Hillary can do what Barack could not: Winning women over to a progressive agenda

clinton-hillary-01-aIn the worst nightmare for progressives, Hillary Clinton will become president and be a tool of Wall Street and other entrenched interests. The flip view is that Clinton will bring about progressive transformation in ways that Barack Obama never could.

The real question is whether Hillary Clinton wants to lead women to the left in a way they never have been lead, or if she wants to repeatedly triangulate to the middle, as another Clinton previously did.

When Clinton and Obama ran against each another in 2008, the conventional demographic wisdom was that Clinton would bring with her the “women’s vote” and Obama would bring the African-American vote.These were not equal assets. There are two fundamental differences:

1.       There are far more women voters in the United States than African Americans. In the 2012 elections, over 70 million women voted compared to 17.8 million African-Americans. If Obama and Clinton had equal sway over their “core constituencies,” Clinton would bring four times as many voters to the table as Obama.

2.       In the 2012 presidential election, 93% of African-Americans voted for Barack Obama. Some people might assume that he received such strong support from the African-American community because he is black. While that is a factor, it is far from the sole determinant. The last Democrat to win the White House prior to Obama was Bill Clinton, who carried 84% of the African-American vote in 1996. In Congress, the Black Caucus and Progressive Caucus are virtually indistinguishable. The bottom line is that Obama had to do very little work to convince his core constituency of the wisdom of his positions on the issues.

In contrast, women as a group are not nearly as progressive as African-Americans. In 1996, 63% of women voted for Bill Clinton. In 2012, the percentage of women who supported Barack Obama was 55%.

Here are two statistics that are crucial to understand:

1.       Barack Obama only had the potential to raise African-American support for his candidacy 16% over the 84% that Bill Clinton received in 1996.

2.       Hillary Clinton has the potential to raise female support for her candidacy 45% over the 55% aggregate that Barack Obama received in 2012. In other words, if Hillary Clinton is the Democratic nominee and truly connects with American women, she has the potential to create an enormous swing toward her candidacy, and potentially other Democrats in 2016.

There are three important factors that give credence to the contention that Hillary Clinton can have significant influence on women and move many undecided and perhaps Republicans to the Democratic column.

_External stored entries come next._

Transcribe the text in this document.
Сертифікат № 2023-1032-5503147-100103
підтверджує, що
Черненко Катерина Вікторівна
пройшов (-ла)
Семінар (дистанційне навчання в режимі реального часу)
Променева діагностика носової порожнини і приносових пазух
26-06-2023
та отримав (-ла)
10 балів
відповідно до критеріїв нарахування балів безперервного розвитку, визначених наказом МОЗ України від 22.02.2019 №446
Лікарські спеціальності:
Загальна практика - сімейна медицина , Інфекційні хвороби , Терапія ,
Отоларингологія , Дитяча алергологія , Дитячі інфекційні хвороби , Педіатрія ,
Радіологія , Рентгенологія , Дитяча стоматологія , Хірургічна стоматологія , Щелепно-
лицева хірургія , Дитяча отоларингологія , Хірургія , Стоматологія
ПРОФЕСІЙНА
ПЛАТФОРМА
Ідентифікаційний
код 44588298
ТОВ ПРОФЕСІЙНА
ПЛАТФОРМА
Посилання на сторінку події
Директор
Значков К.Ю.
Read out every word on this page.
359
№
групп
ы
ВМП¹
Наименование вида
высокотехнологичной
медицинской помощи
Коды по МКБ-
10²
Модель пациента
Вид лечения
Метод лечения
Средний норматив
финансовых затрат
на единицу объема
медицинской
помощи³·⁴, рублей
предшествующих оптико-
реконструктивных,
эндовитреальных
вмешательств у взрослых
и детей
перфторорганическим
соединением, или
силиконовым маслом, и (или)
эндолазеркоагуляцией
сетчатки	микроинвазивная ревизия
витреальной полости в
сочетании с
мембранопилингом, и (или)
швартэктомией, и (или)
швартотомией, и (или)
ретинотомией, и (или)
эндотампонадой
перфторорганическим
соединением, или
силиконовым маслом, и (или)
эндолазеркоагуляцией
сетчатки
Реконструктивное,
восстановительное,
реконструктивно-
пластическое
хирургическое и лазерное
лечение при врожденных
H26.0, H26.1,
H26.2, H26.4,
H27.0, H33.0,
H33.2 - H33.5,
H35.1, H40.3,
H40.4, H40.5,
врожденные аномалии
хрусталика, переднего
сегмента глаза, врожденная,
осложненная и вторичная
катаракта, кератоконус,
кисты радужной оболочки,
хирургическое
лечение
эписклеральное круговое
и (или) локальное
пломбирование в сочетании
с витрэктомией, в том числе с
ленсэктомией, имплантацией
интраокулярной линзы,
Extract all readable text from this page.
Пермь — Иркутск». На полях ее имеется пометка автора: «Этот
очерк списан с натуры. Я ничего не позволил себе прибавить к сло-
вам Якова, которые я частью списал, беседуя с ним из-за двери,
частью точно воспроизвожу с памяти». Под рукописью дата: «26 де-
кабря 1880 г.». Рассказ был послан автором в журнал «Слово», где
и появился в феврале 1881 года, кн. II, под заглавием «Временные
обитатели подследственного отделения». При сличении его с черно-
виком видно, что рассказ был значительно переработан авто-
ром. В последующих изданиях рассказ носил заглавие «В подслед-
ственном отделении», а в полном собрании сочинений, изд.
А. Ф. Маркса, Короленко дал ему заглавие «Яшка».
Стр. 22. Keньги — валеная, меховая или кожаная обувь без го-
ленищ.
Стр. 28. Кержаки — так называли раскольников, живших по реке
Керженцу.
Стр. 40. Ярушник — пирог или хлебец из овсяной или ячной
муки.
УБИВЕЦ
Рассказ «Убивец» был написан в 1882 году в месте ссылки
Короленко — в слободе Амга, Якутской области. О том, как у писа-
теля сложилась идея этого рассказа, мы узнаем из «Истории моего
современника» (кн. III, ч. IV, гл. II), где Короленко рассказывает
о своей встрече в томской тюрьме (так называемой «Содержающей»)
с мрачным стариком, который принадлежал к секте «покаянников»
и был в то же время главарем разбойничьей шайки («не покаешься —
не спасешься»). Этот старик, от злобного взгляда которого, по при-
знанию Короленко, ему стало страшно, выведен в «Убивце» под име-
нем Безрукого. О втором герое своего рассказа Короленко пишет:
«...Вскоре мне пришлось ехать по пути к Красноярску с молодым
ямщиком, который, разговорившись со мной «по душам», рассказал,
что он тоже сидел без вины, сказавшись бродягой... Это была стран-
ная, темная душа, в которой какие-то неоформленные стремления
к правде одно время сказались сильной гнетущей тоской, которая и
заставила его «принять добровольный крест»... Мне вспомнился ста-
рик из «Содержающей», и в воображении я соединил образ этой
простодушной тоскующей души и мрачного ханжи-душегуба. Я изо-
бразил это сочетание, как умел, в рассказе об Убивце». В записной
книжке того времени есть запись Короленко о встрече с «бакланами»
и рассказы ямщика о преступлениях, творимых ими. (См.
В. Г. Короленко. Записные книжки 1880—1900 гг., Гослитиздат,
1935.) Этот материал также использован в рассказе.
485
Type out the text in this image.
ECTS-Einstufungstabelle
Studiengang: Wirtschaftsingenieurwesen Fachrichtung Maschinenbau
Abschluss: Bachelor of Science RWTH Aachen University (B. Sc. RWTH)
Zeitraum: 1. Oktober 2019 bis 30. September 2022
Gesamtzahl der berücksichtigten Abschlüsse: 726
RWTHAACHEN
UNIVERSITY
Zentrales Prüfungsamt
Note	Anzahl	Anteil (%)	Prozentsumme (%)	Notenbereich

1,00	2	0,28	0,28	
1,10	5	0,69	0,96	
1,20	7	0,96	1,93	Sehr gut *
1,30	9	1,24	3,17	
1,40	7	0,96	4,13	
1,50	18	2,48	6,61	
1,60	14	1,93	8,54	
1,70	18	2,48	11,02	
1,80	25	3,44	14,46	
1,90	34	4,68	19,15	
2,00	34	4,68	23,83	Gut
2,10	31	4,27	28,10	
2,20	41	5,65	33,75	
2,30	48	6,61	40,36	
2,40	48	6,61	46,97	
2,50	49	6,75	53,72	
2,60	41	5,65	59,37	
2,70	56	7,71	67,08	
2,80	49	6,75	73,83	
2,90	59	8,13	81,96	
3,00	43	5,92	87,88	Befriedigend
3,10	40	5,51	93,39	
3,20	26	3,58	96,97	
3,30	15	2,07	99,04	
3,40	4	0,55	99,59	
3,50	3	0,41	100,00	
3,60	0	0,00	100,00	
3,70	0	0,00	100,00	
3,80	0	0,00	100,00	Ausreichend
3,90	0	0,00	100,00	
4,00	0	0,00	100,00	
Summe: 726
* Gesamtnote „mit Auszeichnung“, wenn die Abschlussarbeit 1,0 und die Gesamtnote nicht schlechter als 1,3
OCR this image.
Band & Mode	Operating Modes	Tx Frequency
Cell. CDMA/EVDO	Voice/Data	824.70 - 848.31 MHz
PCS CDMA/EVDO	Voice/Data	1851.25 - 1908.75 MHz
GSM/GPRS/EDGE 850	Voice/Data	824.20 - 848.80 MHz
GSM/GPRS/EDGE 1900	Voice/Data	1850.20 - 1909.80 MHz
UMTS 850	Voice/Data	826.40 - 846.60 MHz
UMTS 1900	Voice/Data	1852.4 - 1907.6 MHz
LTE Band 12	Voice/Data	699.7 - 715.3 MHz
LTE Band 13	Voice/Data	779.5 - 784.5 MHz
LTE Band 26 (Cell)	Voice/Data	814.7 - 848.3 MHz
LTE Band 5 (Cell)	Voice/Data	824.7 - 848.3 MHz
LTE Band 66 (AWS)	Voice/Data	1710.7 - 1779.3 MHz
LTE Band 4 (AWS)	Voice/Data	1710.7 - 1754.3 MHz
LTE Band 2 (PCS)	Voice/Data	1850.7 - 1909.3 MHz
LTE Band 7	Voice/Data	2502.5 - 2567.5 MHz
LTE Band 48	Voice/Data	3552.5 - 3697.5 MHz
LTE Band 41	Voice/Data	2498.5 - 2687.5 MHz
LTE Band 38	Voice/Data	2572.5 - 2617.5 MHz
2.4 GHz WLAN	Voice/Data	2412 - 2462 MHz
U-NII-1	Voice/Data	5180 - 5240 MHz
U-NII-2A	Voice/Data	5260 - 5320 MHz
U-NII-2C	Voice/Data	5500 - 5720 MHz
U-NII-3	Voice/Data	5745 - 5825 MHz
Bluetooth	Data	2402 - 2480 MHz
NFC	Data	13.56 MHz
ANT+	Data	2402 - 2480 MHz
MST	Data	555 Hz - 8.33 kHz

The first factor is based on a premise that is true for millions of American voters, both female and male. Many voters are disconnected from the political process and really do not have very well-formed views on current issues. If Hillary Clinton is the Democratic nominee, she has the potential to awaken millions of female voters because of the novelty of her candidacy. The previous undecided or apathetic will likely fall in line with the views that Clinton is presenting. If she hems and haws on issues such as she has done on TPP and nuclear negotiations with Iran, she will not move the political needle. But if she is true to her current statements in support of raising wages significantly and curbing the excesses of Wall Street, she may be successful in ensuring that “newly awakened” female voters will align themselves with a progressive agenda.

The second factor is that if Clinton can appeal to many of the values that are more important to women than men, she will help millions of women to better connect with a progressive agenda. Data shows that women have greater concerns than men about a variety of social issues including health care, education, and a social safety net. As liberated as many women and men have become, there are still more women than men in America who are primary care-givers for children. Nurturing is a manifestation of compassion and compassion that is central to a progressive agenda. If Hillary Clinton can adopt many of the compassionate policies of Elizabeth Warren and Bernie Sanders, she can connect with women voters across the nation in a way that no previous presidential candidate has.

The third factor is that there is still considerable evidence that many women vote as a prominent male figure in their life, such as a husband or father, would tell them to do. The presence of Hillary Clinton as a presidential candidate will be a very liberating experience for many of these women. It could well be that the first step towards political independence that they take from a domineering male will be to vote for a woman, Hillary Clinton. If Clinton espouses a progressive agenda, this too will become part of the identity of newly-liberated female voters.

In summer 2015, polls indicate that Hillary Clinton will most likely win the Democratic presidential nomination and will then defeat whomever the Republicans put up to oppose her. But if she wins with a bland agenda, the significance of her victory will be largely muted. If she wins with a progressive agenda and can help millions of women to adopt a progressive agenda, she can truly be transformational.

She is not yet locked in her positions. She has time to take advantages that will accrue to her if she adopts more of a progressive agenda. While many progressives, including this author, are most impressed with the candidacy of Bernie Sanders and the potential candidacy of Elizabeth Warren, it would still do us well to continue to encourage Hillary Clinton to move further to the left. It’s good policy and good politics.